Friday 12 February 2016

UNESCO recognizes the Aleppo Codex as a world treasure

Fragment of the Aleppo Codex containing verses from Exodus 8 recently was brought to Israel. (Photo credit: Yad Ben-Zvi Institute)

As reported by Jewish Telegraphic Agency, February 9, 2016 (link in original):

The Aleppo Codex — believed to be the world’s oldest surviving copy of the Hebrew Bible — has been officially recognized as a treasured item by the United Nations Educational Scientific and Cultural Organization.

The codex, which is on permanent display at the Israel Museum in Jerusalem, will be listed in UNESCO’s International Memory of the World Register, Haaretz reported Tuesday.

UNESCO officially recognized the codex on Monday, according to Haaretz, deciding it belongs in its registry of 300 items and collections from all over the world. The registry already includes two other items from Israel: the Israel Museum’s Rothschild Miscellany, a collection of illustrated 15th-century manuscripts, and the Pages of Testimony at the Yad Vashem Holocaust Museum, which documents the names and stories of Holocaust victims.

Written in northern Israel around 930 CE, the codex has a storied and transient history. It was smuggled into Israel from Syria 60 years ago, and since then 200 of the original 500 pages have mysteriously disappeared.

An award-winning 2013 book — “The Aleppo Codex: In Pursuit of One of the World’s Most Coveted, Sacred and Mysterious Books” — chronicles its history.

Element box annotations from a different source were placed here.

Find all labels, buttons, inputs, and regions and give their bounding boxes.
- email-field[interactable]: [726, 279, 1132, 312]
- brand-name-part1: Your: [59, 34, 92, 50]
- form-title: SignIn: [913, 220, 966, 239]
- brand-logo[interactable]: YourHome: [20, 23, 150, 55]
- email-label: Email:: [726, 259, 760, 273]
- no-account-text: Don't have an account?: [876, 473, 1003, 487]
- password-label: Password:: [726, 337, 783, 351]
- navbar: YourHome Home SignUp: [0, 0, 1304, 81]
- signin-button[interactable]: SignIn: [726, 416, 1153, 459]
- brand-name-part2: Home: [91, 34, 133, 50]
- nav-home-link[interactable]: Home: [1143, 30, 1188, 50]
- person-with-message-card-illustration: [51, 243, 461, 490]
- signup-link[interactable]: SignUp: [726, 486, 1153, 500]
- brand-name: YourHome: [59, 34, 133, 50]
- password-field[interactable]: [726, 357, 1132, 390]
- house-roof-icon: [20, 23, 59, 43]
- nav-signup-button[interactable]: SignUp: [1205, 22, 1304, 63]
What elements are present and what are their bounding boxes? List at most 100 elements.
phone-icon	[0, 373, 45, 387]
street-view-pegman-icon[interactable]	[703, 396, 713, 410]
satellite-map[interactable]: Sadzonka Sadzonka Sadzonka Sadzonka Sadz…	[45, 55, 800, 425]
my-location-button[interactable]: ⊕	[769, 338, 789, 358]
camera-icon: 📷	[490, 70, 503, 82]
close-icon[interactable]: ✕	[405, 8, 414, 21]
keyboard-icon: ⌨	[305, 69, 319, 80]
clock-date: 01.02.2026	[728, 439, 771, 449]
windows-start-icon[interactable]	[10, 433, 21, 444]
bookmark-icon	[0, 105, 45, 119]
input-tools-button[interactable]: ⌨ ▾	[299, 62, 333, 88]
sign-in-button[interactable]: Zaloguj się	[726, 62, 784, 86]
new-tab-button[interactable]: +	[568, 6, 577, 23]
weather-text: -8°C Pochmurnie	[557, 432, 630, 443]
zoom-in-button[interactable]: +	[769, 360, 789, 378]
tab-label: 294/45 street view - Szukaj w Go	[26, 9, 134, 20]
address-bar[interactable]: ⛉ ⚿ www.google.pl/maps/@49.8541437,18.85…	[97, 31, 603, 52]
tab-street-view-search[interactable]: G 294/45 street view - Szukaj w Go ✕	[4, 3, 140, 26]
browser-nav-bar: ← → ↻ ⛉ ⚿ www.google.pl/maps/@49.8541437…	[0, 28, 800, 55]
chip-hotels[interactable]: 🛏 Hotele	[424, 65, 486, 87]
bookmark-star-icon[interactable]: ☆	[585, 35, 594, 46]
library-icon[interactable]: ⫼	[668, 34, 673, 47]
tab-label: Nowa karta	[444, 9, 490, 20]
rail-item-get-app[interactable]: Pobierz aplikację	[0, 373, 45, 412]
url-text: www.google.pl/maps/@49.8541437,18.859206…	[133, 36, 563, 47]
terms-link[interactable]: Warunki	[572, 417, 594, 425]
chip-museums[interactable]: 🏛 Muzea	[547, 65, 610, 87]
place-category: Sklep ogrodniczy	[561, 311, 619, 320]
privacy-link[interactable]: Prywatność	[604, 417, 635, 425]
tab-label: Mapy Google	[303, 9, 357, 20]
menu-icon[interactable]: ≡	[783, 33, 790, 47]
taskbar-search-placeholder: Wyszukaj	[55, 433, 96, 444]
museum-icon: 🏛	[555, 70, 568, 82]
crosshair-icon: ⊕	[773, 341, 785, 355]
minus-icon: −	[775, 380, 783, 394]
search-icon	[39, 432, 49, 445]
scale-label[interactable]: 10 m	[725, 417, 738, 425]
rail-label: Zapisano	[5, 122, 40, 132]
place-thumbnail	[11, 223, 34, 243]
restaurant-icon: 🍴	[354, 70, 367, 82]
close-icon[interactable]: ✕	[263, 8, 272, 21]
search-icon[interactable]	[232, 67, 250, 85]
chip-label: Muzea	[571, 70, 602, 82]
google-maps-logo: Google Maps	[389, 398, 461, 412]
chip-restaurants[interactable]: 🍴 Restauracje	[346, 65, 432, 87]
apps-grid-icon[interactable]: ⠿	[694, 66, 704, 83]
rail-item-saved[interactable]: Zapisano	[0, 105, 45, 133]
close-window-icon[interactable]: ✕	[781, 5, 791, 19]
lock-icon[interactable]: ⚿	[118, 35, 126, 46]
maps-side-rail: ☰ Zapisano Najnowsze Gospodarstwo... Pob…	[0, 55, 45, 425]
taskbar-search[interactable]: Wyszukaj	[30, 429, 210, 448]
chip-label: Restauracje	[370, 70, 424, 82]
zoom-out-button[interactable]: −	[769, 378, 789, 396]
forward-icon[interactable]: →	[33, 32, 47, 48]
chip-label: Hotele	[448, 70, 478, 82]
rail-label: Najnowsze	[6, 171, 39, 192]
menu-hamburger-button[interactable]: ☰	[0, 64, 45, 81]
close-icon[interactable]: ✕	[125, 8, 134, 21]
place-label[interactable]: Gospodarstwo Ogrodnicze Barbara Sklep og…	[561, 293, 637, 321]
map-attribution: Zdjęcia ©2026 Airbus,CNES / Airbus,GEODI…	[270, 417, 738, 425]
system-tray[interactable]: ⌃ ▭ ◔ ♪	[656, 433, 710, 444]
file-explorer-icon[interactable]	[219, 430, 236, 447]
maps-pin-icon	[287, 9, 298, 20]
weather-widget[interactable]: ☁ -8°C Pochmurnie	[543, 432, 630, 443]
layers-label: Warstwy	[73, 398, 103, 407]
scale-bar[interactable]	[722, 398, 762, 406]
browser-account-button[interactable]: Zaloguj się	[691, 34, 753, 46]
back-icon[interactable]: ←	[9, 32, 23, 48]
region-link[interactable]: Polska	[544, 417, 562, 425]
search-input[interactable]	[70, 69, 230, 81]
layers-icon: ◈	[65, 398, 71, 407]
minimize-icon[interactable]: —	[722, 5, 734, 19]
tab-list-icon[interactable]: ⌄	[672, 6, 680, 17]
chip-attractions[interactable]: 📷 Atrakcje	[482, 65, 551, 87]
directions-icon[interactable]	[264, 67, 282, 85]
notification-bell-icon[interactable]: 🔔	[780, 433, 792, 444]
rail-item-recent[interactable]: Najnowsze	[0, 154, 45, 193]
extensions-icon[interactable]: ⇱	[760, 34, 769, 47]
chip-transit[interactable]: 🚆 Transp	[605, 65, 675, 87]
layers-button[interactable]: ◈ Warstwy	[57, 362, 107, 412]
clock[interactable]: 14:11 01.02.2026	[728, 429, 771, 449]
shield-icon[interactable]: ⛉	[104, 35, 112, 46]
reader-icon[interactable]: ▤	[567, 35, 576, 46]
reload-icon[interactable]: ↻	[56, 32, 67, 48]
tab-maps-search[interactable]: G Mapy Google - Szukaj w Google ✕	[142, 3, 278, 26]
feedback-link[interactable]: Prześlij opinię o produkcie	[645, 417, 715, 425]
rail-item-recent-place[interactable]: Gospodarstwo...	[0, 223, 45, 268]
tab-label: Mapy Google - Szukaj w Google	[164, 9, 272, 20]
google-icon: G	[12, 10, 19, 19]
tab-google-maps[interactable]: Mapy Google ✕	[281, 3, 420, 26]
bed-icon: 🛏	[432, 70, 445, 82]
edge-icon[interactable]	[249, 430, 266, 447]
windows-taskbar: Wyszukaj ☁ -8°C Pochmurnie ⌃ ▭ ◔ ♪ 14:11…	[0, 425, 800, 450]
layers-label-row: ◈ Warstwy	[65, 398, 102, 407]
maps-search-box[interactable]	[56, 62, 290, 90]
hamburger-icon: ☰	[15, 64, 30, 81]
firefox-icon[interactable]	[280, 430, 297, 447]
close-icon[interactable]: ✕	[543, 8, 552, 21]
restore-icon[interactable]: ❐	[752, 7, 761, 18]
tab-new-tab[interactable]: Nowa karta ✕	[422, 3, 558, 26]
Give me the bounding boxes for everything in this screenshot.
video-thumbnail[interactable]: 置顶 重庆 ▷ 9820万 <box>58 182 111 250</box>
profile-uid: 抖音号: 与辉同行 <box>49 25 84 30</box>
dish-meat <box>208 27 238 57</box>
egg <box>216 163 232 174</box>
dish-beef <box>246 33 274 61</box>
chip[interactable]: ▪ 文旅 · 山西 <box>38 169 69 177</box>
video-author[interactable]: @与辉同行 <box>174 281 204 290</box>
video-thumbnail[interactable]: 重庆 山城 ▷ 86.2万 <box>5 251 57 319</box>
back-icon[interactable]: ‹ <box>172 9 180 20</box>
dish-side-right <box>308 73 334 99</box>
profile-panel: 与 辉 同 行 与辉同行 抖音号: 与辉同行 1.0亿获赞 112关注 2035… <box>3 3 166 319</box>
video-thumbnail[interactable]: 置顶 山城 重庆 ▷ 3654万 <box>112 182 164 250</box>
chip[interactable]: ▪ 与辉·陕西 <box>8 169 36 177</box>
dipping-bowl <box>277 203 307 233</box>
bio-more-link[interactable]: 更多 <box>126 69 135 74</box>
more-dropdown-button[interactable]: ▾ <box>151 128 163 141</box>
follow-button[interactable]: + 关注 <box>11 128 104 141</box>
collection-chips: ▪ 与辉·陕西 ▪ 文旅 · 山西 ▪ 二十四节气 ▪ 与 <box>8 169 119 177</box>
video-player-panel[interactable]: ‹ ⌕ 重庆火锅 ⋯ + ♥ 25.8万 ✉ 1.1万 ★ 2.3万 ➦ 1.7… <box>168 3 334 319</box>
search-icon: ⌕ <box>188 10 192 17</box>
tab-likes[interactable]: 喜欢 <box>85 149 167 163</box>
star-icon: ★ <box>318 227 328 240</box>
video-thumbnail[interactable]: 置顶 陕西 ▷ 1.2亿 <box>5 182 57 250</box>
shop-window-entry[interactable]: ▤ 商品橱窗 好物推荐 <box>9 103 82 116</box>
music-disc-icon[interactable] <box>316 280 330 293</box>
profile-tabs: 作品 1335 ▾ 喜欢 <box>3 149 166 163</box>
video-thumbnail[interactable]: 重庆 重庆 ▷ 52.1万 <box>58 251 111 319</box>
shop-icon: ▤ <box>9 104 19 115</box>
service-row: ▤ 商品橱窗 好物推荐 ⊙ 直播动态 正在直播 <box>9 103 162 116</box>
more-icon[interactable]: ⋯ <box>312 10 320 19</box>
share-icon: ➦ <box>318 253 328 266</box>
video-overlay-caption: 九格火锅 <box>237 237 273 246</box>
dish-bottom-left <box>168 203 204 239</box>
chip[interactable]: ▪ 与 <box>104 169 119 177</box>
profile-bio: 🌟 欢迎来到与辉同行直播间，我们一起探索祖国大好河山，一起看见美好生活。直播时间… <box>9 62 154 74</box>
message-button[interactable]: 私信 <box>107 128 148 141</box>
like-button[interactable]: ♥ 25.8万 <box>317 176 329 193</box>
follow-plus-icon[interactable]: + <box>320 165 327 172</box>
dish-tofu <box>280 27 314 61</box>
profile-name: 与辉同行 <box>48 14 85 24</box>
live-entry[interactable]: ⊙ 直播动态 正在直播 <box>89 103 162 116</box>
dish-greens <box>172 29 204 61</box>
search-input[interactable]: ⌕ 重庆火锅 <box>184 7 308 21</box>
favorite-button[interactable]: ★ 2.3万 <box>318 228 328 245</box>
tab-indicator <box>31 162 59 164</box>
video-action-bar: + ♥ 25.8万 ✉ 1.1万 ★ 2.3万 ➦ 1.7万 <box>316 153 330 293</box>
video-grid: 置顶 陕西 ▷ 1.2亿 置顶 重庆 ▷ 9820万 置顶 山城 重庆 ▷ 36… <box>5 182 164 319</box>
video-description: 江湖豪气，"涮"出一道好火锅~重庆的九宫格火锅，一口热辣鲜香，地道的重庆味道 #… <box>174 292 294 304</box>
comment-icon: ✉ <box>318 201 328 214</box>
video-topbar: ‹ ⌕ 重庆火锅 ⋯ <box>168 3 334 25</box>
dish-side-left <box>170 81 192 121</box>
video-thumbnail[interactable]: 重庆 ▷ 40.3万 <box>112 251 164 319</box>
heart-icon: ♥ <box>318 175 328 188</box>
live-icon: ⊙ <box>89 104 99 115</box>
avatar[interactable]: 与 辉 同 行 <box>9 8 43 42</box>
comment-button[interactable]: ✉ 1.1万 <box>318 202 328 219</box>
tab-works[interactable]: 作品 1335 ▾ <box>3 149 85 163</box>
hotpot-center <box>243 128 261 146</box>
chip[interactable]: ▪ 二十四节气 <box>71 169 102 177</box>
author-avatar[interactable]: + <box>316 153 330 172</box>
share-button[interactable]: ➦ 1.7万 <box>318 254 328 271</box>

According to Haaretz, 7,200 pages of Isaac Newton’s papers, which are stored in Israel’s National Library in Jerusalem, was also added to the UNESCO registry this week.
And this item, reported by Jewish Telegraphic Agency, July 12, 1976:

JERUSALEM (Jul. 11)

A facsimile edition of the oldest known manuscript of the Hebrew Bible — the Aleppo Codex — was published by the Hebrew University last week. It is the fruit of 20 years’ work by a team of Hebrew University scholars, headed by Prof. Moshe Goshen Gottstein. The 500-page red and blue leather-bound facsimiles will sell for $400 apiece.

The Aleppo Codex was first published in about 900 AD in Tiberias by Aharon Ben Asher, a master of the textual tradition. By the end of the 11th century, the manuscript had been carried off from Jerusalem to Cairo. But it was subsequently transferred to Aleppo, Syria where it remained in the possession of the Jewish community. During Israel’s War for Independence in 1948, the Syrians tried to burn the Biblical treasure, but 600 of the 800 pages were saved.

The manuscript was smuggled out of Syria in 1956 and delivered to President Yitzhak Ben Zvi of Israel for safe-keeping. It is now at the Ben Zvi Institute in Jerusalem. Most of the Pentateuch is among the lost portion. The manuscript begins with Deuteronomy, Chapt. 28, Verse 17. It includes the books of Joshua, Judges and Samuel but Kings I is missing and only parts of Kings 2 have been preserved. The books of Isaiah and Ezekial are complete, but only parts of Jeremiah are preserved. Most of the minor prophets, the Book of Psalms and Chronicles are also preserved.